10 Nov

Stellungnahme der BI zum Bericht von Buten un Binnen

Der Bürgermeister stimmt für den Vorschlag des Dialogforums Schiene Nord und damit für die Alpha-Variante, die nicht nur den Ort Kirchlinteln, sondern die ganze Gemeinde nachhaltig betreffen, bzw. verändern wird.
Bleibt nur zu hoffen, dass die Forderungen der betroffenen Kommunen, zu der auch Kirchlinteln gehört, bewilligt und somit vom Bund finanziert werden. Hierzu gehören u. a. Lärmschutz nach dem neuesten Stand der Technik, Erschütterungsschutz, keine Zerschneidung der Landschaft.
Laut Herrn Rodewald ist nur ein kleiner Teil der Bevölkerung über den Ausbau der Bahnlinie besorgt. Jetzt gilt es zu klären, was ist klein, was ist groß, bzw. was ist viel und was ist wenig!
Laut unserer Unterschriftensammlung sind rund 1000 Personen der Gemeinde sehr besorgt darüber, ob die ausgewählte Strecke objektiv geprüft wurde. Das sind, für jeden, der in Mathe aufgepasst hat, ca. ein Zehntel der Gemeinde Kirchlinteln (Kirchlinteln hat ca. 10000 Einwohner). Wir finden das ist ein relativ großer Teil der Gemeinde der etwas mehr Beachtung verdient hat.

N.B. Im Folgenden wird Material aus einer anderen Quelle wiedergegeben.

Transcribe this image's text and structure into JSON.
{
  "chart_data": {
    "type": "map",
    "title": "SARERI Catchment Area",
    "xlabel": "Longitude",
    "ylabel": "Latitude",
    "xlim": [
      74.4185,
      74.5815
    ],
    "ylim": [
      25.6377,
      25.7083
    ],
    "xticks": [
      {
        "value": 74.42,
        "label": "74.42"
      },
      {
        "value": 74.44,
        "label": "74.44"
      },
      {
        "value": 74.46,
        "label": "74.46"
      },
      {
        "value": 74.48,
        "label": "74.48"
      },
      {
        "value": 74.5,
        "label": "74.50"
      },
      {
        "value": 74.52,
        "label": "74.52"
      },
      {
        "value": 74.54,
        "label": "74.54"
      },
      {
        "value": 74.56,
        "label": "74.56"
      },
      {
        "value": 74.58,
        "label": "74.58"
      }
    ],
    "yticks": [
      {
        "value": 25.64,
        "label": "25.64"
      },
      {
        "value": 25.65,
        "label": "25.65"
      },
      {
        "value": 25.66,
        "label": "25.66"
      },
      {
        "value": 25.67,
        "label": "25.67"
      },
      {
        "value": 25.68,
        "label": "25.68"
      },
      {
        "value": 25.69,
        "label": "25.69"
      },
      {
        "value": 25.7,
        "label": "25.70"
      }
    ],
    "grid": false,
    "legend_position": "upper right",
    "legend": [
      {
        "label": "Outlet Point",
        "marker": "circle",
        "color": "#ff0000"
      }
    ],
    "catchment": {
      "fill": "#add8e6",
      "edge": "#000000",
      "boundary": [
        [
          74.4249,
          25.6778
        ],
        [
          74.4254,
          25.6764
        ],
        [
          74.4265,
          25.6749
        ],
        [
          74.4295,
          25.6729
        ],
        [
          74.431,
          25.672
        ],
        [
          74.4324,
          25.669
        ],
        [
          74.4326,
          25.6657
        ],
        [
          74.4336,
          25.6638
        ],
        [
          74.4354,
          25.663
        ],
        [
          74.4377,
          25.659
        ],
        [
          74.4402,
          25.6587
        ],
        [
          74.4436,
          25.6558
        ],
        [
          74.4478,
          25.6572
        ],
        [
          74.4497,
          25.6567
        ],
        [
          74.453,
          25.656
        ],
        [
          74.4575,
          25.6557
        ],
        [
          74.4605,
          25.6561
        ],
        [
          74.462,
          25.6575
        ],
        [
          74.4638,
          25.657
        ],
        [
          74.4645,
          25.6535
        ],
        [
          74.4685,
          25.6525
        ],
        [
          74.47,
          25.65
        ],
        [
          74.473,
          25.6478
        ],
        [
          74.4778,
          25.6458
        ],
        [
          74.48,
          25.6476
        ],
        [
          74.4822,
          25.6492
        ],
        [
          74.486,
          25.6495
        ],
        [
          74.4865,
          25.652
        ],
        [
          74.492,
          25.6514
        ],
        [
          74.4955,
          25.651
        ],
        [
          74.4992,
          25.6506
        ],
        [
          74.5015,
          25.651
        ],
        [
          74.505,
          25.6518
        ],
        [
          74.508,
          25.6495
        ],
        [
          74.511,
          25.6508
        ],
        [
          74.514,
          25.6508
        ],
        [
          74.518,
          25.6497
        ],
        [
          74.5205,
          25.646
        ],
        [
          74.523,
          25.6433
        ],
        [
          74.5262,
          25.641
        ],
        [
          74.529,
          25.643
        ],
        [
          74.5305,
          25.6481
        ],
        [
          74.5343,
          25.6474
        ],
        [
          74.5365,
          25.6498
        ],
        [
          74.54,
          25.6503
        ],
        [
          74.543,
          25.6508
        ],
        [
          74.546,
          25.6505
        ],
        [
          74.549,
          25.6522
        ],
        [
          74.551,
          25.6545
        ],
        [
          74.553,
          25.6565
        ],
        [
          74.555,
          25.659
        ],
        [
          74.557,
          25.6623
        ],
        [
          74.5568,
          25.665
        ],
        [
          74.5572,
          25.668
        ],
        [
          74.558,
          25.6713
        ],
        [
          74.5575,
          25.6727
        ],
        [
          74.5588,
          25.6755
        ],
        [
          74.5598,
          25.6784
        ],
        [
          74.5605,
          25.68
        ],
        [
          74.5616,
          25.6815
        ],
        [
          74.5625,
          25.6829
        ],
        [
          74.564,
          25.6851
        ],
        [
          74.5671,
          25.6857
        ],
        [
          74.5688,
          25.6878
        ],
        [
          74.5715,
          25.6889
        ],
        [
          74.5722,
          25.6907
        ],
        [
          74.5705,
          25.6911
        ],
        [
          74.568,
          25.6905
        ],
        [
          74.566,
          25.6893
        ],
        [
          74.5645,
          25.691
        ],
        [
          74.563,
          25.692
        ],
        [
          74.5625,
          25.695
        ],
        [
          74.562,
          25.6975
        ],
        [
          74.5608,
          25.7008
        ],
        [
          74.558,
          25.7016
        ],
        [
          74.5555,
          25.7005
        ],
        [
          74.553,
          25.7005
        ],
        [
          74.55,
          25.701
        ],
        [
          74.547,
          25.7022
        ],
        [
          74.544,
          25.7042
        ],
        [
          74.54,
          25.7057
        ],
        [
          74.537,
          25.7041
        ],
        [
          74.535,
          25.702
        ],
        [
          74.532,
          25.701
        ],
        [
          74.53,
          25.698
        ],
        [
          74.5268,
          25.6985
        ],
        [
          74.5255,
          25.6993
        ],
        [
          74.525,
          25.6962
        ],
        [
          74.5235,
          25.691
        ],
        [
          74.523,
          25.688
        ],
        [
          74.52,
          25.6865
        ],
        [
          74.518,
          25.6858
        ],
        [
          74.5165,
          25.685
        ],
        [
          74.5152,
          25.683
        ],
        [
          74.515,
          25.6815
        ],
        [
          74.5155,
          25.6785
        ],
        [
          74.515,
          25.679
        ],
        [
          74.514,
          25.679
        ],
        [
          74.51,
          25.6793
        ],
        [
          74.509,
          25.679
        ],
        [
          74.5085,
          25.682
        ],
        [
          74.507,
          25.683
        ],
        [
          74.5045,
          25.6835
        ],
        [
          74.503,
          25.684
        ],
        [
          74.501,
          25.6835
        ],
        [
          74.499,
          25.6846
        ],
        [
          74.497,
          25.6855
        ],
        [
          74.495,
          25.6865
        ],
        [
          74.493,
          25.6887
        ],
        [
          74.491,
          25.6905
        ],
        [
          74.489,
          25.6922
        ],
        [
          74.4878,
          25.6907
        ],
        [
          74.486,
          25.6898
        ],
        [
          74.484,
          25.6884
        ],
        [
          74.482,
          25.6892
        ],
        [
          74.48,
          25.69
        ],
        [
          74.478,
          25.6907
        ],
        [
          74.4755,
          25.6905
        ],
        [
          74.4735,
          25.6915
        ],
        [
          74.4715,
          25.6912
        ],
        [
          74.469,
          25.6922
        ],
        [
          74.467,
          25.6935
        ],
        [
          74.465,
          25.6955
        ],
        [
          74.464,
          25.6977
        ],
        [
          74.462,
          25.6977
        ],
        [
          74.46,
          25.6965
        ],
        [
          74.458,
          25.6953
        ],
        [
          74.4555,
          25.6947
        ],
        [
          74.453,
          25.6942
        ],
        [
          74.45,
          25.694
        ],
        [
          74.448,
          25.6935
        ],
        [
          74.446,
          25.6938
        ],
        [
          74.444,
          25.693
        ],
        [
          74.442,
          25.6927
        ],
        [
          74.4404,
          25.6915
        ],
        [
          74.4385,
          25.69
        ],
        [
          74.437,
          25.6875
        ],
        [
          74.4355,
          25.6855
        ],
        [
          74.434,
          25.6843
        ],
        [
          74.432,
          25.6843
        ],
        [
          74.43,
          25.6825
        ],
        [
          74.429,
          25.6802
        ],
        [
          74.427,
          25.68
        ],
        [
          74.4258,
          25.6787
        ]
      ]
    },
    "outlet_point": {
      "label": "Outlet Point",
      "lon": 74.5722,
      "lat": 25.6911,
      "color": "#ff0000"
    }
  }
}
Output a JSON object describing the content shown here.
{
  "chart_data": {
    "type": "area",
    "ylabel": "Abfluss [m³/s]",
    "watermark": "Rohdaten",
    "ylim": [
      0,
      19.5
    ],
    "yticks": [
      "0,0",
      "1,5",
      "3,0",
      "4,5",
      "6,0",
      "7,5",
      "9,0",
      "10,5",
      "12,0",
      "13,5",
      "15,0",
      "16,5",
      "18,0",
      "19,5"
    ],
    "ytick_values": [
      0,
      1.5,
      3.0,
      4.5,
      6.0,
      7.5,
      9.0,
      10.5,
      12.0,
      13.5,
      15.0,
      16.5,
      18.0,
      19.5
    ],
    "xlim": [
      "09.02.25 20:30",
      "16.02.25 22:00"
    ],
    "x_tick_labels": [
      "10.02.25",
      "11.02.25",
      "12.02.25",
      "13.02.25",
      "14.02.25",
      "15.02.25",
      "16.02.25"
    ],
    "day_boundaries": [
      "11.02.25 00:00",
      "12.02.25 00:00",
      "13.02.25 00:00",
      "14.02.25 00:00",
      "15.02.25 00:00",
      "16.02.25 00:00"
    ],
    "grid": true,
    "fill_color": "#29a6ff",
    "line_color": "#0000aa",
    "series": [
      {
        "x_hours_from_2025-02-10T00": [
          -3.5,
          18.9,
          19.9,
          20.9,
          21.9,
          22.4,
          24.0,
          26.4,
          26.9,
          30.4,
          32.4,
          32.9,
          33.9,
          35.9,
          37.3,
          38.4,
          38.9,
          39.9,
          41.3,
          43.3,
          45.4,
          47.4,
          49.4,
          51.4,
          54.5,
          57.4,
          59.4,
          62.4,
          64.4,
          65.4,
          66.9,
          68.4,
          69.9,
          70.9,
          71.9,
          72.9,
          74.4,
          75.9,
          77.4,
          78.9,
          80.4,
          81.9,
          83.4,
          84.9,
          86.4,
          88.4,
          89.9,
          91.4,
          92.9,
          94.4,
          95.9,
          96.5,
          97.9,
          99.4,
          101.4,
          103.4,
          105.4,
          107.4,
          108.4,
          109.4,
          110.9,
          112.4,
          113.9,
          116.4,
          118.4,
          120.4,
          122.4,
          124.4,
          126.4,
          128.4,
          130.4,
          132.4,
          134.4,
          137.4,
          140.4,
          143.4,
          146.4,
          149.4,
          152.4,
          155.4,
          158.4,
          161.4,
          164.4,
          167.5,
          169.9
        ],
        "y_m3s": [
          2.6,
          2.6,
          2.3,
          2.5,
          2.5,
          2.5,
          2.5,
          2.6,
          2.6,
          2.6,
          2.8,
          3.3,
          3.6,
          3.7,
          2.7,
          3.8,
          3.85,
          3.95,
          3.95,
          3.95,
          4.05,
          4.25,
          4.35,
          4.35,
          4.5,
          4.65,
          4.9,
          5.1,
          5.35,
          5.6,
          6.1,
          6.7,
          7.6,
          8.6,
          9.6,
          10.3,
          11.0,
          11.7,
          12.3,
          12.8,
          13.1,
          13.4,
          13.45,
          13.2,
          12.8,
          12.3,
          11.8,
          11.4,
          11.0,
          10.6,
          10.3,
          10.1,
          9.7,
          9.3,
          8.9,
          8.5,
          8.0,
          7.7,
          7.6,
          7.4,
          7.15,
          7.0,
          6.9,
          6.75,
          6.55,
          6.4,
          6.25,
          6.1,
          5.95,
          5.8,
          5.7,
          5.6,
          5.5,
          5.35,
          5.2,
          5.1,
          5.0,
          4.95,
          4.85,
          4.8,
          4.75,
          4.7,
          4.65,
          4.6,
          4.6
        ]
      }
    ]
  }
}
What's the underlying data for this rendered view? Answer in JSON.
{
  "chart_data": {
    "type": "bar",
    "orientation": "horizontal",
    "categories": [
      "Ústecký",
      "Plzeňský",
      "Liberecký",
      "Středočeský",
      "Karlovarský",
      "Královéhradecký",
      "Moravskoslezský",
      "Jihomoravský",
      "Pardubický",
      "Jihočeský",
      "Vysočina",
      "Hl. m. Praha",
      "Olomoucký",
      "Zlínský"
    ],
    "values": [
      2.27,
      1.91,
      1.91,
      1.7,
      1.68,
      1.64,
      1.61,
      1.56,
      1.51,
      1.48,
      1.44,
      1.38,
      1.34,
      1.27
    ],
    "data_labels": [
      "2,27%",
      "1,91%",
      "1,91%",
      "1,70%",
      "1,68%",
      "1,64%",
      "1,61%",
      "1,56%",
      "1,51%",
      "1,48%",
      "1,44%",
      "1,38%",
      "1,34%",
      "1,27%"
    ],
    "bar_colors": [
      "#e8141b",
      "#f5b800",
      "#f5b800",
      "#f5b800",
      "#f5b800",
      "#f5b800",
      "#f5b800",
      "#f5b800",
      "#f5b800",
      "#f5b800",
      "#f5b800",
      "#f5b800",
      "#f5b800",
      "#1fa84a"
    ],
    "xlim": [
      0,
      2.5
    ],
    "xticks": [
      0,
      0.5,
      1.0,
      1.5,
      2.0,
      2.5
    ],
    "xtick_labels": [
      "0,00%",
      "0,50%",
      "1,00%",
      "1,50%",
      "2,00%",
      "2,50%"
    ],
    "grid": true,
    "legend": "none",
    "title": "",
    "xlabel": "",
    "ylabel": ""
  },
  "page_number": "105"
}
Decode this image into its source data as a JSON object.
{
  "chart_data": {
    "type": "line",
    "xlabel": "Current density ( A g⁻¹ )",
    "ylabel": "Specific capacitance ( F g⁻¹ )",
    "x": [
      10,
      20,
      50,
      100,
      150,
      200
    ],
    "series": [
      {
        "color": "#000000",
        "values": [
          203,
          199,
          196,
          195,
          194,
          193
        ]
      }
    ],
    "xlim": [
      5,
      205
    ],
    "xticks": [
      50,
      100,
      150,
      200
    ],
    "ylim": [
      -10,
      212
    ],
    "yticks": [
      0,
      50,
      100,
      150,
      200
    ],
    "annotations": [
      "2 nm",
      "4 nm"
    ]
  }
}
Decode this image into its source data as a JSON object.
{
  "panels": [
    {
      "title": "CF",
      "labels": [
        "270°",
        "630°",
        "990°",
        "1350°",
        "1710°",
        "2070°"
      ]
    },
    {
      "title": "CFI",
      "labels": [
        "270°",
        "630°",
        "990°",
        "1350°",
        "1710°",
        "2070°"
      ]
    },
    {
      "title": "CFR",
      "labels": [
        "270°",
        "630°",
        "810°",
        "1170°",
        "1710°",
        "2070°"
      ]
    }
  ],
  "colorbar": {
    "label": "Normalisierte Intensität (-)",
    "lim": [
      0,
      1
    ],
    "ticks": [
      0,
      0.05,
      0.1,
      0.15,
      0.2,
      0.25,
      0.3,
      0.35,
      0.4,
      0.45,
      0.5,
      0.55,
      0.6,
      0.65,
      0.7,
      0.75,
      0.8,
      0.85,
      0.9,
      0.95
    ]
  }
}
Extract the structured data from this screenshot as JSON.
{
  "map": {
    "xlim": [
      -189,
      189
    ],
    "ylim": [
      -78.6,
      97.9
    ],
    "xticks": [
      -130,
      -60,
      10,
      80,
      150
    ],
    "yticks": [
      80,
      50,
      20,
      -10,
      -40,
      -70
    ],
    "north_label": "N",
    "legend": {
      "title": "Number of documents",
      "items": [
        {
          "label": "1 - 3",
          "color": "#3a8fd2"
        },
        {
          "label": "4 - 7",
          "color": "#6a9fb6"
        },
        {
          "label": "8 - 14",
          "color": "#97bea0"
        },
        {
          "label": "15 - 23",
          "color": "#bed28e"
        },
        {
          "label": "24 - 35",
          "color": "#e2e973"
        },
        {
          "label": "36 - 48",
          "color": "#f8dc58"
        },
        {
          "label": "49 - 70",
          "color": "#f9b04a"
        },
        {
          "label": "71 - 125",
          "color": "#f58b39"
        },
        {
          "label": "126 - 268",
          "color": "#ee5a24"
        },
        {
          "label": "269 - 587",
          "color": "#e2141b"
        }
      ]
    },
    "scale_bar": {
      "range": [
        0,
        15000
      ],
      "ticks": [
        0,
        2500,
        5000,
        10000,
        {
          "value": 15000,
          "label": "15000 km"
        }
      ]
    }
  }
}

Natürlich ist es sinnvoll möglichst viele Güter von der Straße weg auf die Schienen zu bekommen, aber das setzt eine objektive Prüfung aller Varianten voraus und nicht die Optimierung einer einzelnen Strecke.
Herr Rodewald vergleicht die Amerikalinie wie es sie früher gab mit der zu erwartenden, was sehr schwer nachzuvollziehen ist. Denn es ist wohl ein großer Unterschied, ob ca. 4 Güterzüge in der Woche fahren oder 280!
Zum Schluss ein Zitat aus der Kreiszeitung vom 16.05.2015:
Die Sinnhaftigkeit der Alphavariante sieht Rodewald ebenfalls kritisch: „Die Güter müssen, das ist unstrittig, vom Norden irgendwie in den Süden kommen.“ Warum nun eine Strecke favorisiert wird, die von Westen nach Osten führt, erschließe sich ihm nicht so ganz.
Vielleicht hat er den Sinn erkannt und lässt uns an dieser Erkenntnis teilhaben.